Extending Key Patriot Act Provisions - by Stephen Lendman
On October 13, 2001 New York Times writers Robin Toner and Neil Lewis headlined, "A NATION CHALLENGED: CONGRESS; House Passes Terrorism Bill Much Like Senate's, but With 5-Year Limit," saying:
The House gave "the government broad new powers for the wiretapping, surveillance and investigation of terrorism suspects. But in recognition of many lawmakers' fears of the potential for government overreaching and abuse, the House also included a five-year limit after which many of those powers would expire."
On October 26, George Bush signed it into law, prompting Center for Constitutional Rights senior litigation attorney Nancy Chang to ask, "What's So Patriotic About Trampling on the Bill of Rights?" saying:
"Over vigorous objections from civil liberties organizations on both ends of the political spectrum, Congress overwhelmingly approved the Uniting and Strengthening America by Providing Appropriate Tools Required to Intercept and Obstruct Terrorism Act, better known by its acronym, the USA PATRIOT Act."
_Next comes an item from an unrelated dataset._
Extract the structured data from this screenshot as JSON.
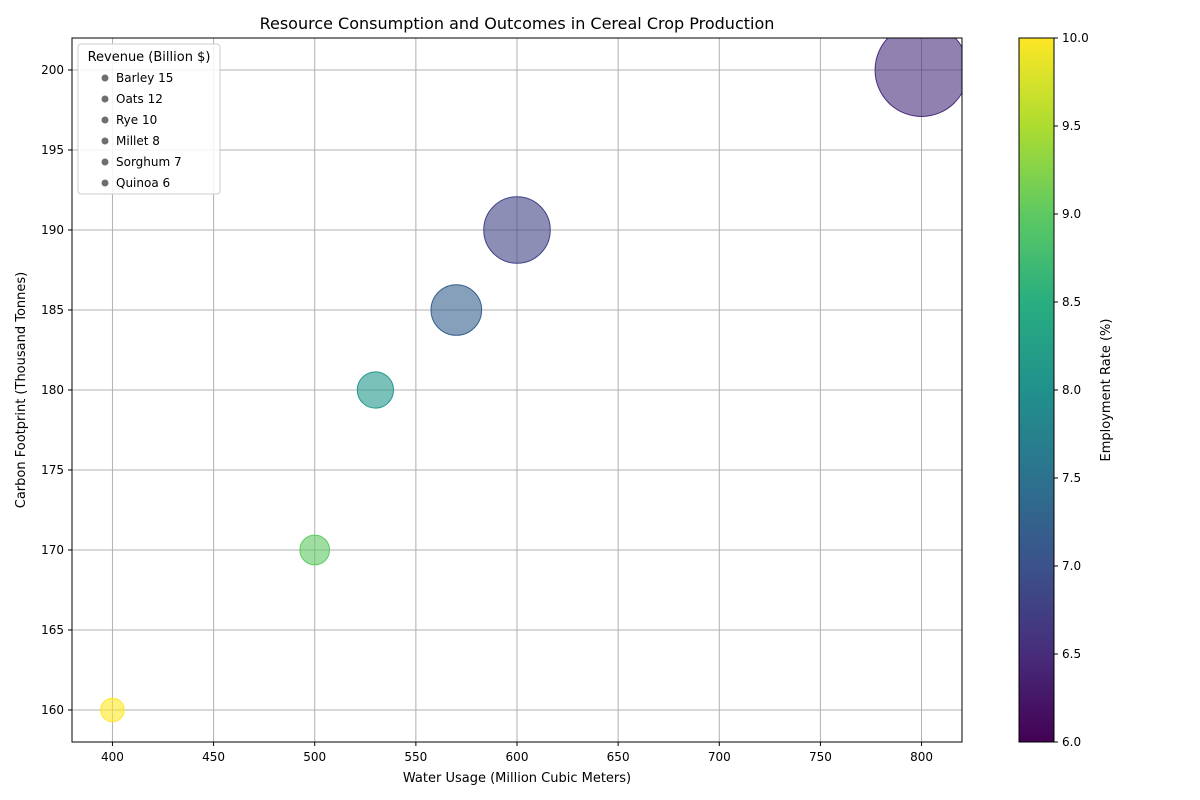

In fact, the legislative process capitalized on a window of hysteria to grant unchecked executive powers. In the process, however, key Bill of Rights protections were lost or seriously eroded for the sake of security, including:
-- Fifth and Fourteen Amendment due process rights by permitting indefinite detentions of undocumented immigrants that can now apply to anyone anywhere in the world, including US citizens for any reason or none at all.
-- First Amendment freedom of association rights that the Supreme Court considers an essential part of free expression. Now anyone may be charged and prosecuted for their alleged association with an "undesirable group."